2. then we use the WAN link (like a direct link)
but both are failed (either network failure or timeout), however, can ping each other in the web interface (network tool).

We're trying to establish inter-site calls using method 2 and 3 as listed in your post.

07-14-2010, 03:06 AM

Inter office calls are definitely possible I have several sites that are doing exactly that irrespective of the other cpe on the other side.

Draw youself a network map, include the IP Addresses and see if you have some form of overlap of IP addressing.
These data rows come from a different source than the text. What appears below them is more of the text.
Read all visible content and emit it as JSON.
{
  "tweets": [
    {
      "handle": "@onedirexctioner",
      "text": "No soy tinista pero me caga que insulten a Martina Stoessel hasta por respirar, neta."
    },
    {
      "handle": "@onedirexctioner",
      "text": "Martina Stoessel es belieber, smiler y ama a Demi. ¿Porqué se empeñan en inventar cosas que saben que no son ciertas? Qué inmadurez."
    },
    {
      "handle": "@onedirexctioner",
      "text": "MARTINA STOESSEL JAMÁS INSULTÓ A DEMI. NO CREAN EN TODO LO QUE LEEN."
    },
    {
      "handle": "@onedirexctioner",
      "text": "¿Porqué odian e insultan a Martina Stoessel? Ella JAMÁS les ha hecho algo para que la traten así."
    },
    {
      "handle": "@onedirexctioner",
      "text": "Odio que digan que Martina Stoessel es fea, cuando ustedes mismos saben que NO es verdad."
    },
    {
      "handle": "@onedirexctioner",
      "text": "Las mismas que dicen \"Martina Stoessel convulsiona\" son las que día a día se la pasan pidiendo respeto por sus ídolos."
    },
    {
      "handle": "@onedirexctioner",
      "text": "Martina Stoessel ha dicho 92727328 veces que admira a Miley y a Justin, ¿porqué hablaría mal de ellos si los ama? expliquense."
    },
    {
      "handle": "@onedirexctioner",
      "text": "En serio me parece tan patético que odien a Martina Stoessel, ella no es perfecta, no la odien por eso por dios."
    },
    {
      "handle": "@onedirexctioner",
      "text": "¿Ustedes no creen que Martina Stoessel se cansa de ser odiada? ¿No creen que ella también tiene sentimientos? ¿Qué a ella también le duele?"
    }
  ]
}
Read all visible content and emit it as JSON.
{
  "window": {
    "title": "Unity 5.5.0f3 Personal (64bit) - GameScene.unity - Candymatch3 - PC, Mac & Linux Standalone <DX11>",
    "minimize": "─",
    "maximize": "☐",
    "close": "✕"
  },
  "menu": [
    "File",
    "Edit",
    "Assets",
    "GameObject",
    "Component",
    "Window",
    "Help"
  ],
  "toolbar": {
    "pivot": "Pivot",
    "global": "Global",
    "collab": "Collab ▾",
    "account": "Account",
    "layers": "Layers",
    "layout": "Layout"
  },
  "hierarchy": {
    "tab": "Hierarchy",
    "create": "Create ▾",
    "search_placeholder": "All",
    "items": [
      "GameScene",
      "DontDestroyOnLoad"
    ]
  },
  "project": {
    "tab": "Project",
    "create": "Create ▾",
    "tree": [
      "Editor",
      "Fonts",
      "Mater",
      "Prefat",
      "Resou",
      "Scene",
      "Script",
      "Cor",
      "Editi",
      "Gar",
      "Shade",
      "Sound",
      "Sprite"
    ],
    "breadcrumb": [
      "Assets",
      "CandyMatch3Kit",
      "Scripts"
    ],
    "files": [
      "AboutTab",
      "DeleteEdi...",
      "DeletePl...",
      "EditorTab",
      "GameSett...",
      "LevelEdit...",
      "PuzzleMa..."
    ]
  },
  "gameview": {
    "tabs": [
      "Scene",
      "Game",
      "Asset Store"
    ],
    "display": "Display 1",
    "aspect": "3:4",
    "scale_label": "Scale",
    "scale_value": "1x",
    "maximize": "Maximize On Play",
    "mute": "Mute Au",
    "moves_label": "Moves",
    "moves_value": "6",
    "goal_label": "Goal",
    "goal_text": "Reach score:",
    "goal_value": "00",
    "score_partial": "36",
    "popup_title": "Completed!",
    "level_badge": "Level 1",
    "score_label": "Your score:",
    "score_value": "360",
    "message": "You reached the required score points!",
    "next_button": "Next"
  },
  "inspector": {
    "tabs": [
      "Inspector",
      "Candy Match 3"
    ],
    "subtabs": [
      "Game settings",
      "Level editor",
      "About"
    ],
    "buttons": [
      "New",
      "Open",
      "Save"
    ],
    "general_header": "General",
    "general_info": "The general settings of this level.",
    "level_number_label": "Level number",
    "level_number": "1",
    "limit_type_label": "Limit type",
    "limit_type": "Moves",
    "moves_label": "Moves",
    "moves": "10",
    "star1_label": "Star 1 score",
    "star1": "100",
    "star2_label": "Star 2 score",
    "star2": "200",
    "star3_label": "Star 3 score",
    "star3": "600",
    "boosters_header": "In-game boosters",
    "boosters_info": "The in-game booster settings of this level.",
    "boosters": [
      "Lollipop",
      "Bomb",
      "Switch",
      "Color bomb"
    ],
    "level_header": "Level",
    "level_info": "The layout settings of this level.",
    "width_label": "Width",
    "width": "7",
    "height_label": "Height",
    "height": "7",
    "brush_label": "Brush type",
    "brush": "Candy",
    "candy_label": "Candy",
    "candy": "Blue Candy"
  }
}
If not look at a subnet mask in case some other problem is occuring because of packets going via the wrong gateway or even that the gateway itself is coming into play causing the poblem.

Draw yourself a map... fill in the details - post it here just incase ..



08-23-2010, 11:52 PM

To allow SIP tunneling to work, is there any requirement? e.g. it works with LAN port only? (based on your previous post - lan side of the master Quadro). i.e. not from the WAN port?


08-24-2010, 09:40 AM
SIP tunnel works both on LAN and WAN. The requirements are:
Slave device sends the SIP registration message to Master so the IP address and SIP port of the Master should be known by Slave and configured on Slave.
Master has to be able to receive the SIP registration messages from Slave, which means the firewall shall be open for those messages. Also, the same SIP user name and authentication password should be configured on both devcies otherwise, the Slave will not pass authentication.

10-19-2010, 10:01 PM
can I use the standard SIP port for the tunnels? I got the tunnels establish between the 2 Epygi devices. When make call and route thru the tunnel, master device said timeout but the slave device didn't have such event logged (i.e. seems no incoming call). any troubleshooting tips or setting that I can enable the logging in the slave device?